In May 2021, the UK government introduced the landmark Higher Education (Freedom of Speech) Bill to encourage and “protect freedom of speech on campuses up and down the country, for students, academics and visiting speakers.”
The bill is set to bring in measures that require colleges and universities to register with the Office for Students, an independent public body and a higher education watchdog in England, to defend free speech and deal with unlawful “silencing.”
“This Bill will ensure universities not only protect free speech but promote it too. After all, how can we expect society to progress or for opinions to modernise unless we can challenge the status quo?” said Michelle Donalan, Universities Minister.
A section of educators and university administrators, however, say that the bill would add another complex layer to university governance. Members of the Russell Group, which represents 24 leading UK universities, argued that existing regulations already allow for sufficient academic freedom and urged the government to be “proportionate” in its planned legislation to promote free speech on campus.
The Bill requires universities to allow a regulator to issue fines for breaches.
Some free speech and rights campaigners have raised concerns that the bill might have an “opposite effect” by further limiting what is deemed acceptable in the scope of academic exploration in universities.

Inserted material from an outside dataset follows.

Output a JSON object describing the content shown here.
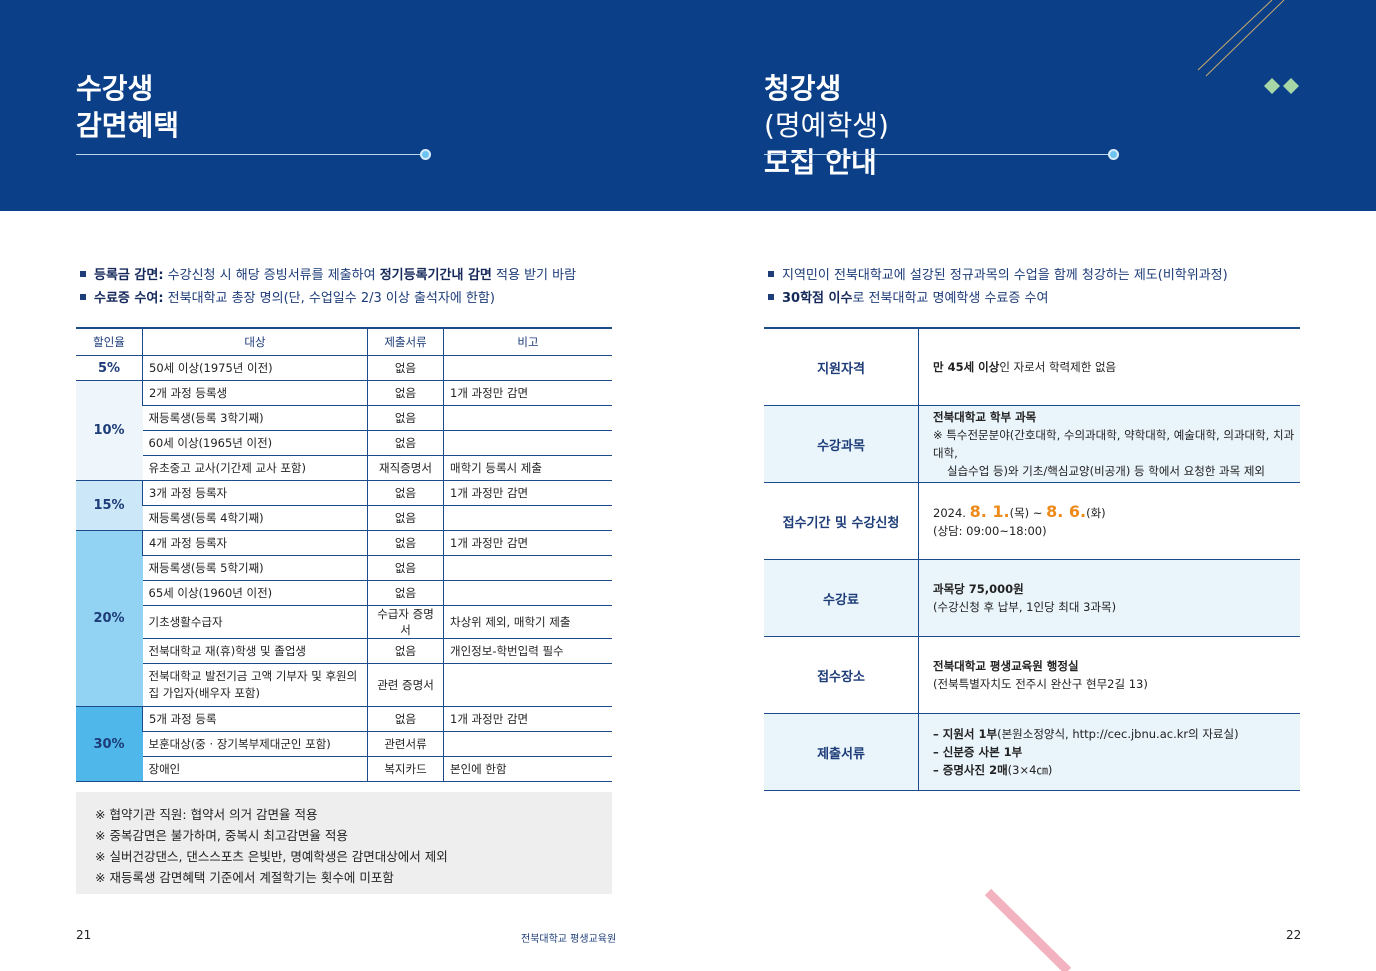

A spokesperson for Universities UK said, “It is important that the Higher Education (Freedom of Speech) Bill is proportionate by focusing on the small number of incidents, while not duplicating existing legislation and creating unnecessary bureaucracy for universities which could have unintended consequences.”
Jo Grady, General Secretary, Union and College Union, said that the government is over-exaggerating threats to free speech in order to push new laws through.